Books

This is Not Your Father′s Africa

Africa is the new-new thing. You can see it all around you. Wal-Mart, IBM, Coca-Cola, Ford, and Citibank are just a few of the household names that are aggressively expanding into and across Africa. College students in the U.S. and Europe now cite Africa as one of their top desired destinations for study-abroad programs. Heck, it’s even in the arts. Fela!, based on the life of the Nigerian pop musician, just finished a successful run on Broadway and is now headed to Washington D.C., while rap superstar Akon speaks proudly about his Senegalese ancestry.

This is not your father’s Africa, with either non-fiction tomes on politics and the historical implications of colonialism, nor the fictional world where a pale person finds the meaning of life among simple brown people in a dusty rural community. A memoir just published by Kenyan Binyavanga Wainaina, “One Day I Will Write About This Place” (Graywolf, 2011) captures this spirit. The book made Oprah’s Recommended Reading List for Summer 2011, and was recently featured on her website as the book of the week.

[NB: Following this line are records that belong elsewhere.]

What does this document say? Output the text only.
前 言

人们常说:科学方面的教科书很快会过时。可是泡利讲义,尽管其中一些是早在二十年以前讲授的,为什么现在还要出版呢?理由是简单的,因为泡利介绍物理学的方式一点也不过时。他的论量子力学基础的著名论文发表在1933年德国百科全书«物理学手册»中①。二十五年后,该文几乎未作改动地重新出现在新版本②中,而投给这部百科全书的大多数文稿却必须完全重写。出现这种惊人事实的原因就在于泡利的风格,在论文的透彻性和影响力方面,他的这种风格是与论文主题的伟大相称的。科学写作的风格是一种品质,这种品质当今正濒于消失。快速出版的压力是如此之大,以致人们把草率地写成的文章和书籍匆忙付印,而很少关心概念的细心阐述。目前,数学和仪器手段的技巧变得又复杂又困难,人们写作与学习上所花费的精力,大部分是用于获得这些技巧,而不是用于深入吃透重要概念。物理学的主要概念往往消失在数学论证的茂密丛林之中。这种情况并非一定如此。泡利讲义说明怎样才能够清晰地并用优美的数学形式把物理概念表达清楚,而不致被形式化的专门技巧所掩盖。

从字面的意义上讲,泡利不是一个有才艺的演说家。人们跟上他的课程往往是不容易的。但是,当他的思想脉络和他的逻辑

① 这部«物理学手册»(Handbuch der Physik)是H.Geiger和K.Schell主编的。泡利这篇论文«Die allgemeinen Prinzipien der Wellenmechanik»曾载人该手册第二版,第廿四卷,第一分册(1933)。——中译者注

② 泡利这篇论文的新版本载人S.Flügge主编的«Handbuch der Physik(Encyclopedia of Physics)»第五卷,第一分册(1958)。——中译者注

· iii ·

In its review of the book, The New York Times writes, “Although written by an East African and set in East and Southern Africa, Wainaina’s book is not just for Afrophiles or lovers of post colonial literature. This is a book for anyone who still finds the nourishment of a well- written tale preferable to the empty- calorie jolt of a celebrity confessional or Swedish mystery.”

Wainaina is the very embodiment of the new lens on Africa. In 2005, he published a piece in Granta, the magazine of new writing called “How to Write About Africa.” The essay was a clever satirical piece that mocked the explicit and implicit, conscious and subconscious African clichés characterized in scores of works written about Africa by non-Africans. His dry wit instructed the reader in the following manner, as one example of “How to Write about Africa”:

“Among your characters you must always include The Starving African, who wanders the refugee camp nearly naked, and waits for the benevolence of the West. Her children have flies on their eyelids and pot bellies, and her breasts are flat and empty. She must look utterly helpless. She can have no past, no history; such diversions ruin the dramatic moment. Moans are good. She must never say anything about herself in the dialogue except to speak of her (unspeakable) suffering.”

Understanding Wainaina’s headset puts “One Day I Will Write About This Place” into perspective. His memoir tells the story of a complicated man, with struggles that are universal, yet exist within the context of a middle class family, a university education and a familiar upper middle class dilemma of pursuing a safe professional career versus following one’s passion within the arts. His passion, and solace, has been in reading and writing, and writing is what he does exceptionally well; so well that he won the Caines award, often referred to as the African Booker prize.

Africa.com highly recommends “One Day I Will Write About This Place.”